Part of the Hollywood Foreign Press Association’s mission is to foster greater understanding through world cinema. This year 72 Foreign Language films were submitted for Golden Globes consideration. Here is an overview of one of them.
In this rare film from Syria, the country which is presently engulfed in a bloody civil war, the fates of a few very different people intersect in a single day in the city of Damascus from nine in the morning till four in the afternoon. Theirs is a very strange kind of existence, which oscillates between life and death.

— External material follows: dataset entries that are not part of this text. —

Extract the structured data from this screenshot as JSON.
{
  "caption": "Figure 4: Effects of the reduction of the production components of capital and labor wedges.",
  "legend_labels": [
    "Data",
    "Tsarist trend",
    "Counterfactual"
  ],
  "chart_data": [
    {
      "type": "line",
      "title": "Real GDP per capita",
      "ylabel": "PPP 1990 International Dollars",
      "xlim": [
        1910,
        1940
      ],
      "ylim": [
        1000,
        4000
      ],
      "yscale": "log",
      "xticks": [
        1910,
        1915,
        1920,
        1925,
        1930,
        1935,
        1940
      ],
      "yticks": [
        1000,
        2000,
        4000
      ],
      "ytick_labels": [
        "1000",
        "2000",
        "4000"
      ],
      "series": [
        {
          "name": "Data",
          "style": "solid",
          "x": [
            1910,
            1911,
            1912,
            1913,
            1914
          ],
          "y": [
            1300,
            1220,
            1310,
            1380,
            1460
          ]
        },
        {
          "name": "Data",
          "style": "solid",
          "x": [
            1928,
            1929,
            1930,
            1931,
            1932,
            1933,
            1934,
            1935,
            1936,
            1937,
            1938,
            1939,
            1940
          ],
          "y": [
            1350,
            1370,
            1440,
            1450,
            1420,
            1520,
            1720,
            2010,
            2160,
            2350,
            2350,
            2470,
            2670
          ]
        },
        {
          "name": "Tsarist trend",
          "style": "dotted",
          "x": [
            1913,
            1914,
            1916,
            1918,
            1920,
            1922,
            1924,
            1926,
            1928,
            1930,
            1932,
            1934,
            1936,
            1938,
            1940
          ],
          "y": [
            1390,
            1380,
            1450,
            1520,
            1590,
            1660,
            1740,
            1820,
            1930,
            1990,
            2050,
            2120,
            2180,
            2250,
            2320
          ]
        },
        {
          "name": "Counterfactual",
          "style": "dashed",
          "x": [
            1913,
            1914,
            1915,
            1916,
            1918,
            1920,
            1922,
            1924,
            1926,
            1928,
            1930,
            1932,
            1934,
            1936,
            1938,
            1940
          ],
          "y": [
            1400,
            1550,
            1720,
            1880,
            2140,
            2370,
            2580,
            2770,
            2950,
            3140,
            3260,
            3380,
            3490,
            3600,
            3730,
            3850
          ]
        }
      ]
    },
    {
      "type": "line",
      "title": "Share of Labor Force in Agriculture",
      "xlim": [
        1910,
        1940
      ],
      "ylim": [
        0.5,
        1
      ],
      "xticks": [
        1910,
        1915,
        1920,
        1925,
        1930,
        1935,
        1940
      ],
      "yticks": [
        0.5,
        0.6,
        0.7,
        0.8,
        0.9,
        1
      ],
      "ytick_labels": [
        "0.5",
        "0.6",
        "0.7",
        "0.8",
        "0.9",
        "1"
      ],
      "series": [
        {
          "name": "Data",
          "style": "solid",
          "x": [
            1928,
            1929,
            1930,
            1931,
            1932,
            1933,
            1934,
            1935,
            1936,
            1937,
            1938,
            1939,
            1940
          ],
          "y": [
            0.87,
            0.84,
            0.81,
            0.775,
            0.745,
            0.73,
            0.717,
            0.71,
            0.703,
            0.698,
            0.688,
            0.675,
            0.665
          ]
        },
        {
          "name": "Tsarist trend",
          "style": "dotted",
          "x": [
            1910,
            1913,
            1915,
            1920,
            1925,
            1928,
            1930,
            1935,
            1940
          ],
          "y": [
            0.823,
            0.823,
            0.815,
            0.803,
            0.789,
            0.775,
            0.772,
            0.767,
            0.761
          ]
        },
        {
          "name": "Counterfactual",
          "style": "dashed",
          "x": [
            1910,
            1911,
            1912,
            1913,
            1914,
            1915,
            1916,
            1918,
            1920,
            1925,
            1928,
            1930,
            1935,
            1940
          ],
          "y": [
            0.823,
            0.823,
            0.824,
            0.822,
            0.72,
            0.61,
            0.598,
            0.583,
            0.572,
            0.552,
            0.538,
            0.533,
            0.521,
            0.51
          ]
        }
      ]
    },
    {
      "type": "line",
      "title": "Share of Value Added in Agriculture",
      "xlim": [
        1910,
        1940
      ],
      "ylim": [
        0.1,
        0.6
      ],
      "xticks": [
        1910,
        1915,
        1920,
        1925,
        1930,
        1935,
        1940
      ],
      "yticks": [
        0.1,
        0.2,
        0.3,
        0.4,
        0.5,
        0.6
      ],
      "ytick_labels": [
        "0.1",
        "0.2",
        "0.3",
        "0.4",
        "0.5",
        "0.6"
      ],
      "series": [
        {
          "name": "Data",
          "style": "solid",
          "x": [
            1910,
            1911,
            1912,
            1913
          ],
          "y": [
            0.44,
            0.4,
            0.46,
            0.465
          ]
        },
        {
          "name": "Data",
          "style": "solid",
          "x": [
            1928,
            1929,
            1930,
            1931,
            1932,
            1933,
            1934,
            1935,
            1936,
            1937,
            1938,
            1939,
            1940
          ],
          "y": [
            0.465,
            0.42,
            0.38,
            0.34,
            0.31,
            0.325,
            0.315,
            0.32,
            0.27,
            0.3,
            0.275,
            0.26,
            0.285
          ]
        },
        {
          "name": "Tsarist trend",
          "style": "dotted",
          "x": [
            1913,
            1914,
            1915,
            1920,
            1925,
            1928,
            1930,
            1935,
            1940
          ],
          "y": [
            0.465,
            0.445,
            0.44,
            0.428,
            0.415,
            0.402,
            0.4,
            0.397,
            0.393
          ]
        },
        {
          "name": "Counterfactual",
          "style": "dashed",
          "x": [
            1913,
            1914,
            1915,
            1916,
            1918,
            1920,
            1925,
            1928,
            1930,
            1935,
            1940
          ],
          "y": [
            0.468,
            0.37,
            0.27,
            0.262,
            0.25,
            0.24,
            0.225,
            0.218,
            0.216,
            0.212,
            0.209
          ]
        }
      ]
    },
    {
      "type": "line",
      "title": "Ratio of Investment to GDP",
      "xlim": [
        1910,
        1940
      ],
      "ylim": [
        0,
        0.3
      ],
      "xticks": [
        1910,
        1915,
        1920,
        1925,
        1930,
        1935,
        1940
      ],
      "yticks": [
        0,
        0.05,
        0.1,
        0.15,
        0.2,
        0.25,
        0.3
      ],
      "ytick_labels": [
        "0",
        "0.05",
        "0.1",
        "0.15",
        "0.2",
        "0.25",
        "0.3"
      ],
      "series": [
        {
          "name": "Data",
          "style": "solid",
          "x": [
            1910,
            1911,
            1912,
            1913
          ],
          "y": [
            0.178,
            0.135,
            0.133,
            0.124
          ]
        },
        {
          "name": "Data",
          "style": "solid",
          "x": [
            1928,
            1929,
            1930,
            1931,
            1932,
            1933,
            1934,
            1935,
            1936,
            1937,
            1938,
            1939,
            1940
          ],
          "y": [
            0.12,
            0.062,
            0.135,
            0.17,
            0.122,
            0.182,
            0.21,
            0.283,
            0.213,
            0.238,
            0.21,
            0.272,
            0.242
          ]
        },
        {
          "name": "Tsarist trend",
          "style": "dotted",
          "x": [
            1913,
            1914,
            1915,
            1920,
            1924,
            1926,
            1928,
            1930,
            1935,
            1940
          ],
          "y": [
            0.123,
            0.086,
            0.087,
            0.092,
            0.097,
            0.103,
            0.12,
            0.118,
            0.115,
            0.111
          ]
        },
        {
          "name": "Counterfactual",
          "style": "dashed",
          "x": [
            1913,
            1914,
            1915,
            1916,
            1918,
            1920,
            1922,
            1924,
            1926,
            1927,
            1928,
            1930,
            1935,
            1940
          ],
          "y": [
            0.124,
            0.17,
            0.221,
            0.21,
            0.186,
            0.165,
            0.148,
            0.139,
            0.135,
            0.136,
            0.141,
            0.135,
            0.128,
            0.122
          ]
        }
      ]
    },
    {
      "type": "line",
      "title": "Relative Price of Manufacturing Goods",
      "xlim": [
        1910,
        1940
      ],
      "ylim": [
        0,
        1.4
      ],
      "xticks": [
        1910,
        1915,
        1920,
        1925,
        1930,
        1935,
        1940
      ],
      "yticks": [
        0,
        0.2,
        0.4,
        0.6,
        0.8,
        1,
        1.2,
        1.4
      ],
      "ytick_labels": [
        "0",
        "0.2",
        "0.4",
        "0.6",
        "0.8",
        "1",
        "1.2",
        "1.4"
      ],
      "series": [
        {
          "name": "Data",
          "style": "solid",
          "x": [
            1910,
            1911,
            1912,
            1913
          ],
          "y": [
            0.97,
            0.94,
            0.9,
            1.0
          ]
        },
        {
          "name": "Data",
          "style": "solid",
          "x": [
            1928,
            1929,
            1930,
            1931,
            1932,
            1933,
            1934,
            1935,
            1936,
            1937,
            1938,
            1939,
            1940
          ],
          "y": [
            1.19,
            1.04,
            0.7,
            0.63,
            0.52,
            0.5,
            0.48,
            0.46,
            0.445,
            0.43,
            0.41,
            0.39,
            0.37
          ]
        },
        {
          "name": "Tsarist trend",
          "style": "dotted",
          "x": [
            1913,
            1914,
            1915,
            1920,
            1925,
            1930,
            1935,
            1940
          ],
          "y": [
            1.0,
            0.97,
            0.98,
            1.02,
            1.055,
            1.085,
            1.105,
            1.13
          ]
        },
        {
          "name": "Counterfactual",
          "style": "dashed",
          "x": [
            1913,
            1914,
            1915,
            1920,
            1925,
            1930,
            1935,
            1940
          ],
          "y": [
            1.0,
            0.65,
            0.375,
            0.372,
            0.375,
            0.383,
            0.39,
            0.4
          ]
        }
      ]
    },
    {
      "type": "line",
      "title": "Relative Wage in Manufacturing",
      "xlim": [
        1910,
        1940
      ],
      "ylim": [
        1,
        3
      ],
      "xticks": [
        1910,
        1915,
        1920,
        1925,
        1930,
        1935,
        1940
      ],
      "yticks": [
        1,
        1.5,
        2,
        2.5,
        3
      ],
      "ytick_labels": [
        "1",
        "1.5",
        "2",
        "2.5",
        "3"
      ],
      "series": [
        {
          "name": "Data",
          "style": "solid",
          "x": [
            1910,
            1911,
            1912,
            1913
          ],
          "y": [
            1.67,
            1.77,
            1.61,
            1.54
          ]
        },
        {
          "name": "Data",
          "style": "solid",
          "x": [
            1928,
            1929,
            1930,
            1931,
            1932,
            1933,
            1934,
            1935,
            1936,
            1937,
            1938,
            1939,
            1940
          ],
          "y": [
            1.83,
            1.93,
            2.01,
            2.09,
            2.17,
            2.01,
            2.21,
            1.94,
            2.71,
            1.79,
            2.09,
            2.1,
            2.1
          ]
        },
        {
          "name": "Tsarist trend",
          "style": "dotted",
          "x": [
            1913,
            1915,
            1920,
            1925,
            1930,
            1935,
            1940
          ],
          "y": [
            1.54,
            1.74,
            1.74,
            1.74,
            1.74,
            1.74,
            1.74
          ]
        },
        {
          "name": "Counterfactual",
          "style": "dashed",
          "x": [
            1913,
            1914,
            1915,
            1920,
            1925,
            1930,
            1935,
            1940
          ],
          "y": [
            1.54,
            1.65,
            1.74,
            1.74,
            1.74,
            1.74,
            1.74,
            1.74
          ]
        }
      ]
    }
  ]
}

We are introduced to a woman in the hospital, who suffers from cancer, to the Kurdish peasant who tries to save his sick wife by selling his kidney to some underworld types, to the talented ballerina, who loses her ability to dance when her car is blown up, to the critic of the regime recently released from jail, to the family which tries to flee their suburb which has become a war zone. This part of the film, which was obviously filmed before the peaking of the present refugee crisis, is especially telling considering the impact the war has on ordinary people.
Some of these people, like the dying woman and the dissident, we discover, were previously connected, some connect just in passing, but the film collects the threads of their separate lives and connects them into a mosaic of people living their lives no matter what the external circumstances.
The story, which develops around the seemingly semi-normal background of the once bustling Middle Eastern capital, skillfully balances between normal and insane. We see normal traffic on the clean boulevards. But in the background one can clearly hear the constant sound of ambulance sirens and not so distant artillery cannons.
Closer to the end the film offers some hope by offering the episode in which a woman gives birth by the side of the road when the van she was driven in to the hospital stalls.
Four O’clock at Paradise is a film by director Mohammad Abdulaziz, which was co-produced by Syria, Algeria and Egypt. It won the Special Jury Award at the 31st Alexandria Film Festival in Egypt. The Alexandria Film Festival also bestowed its Faten Hamama Award for Best Actress to Nawwar Yusef for her role in the film.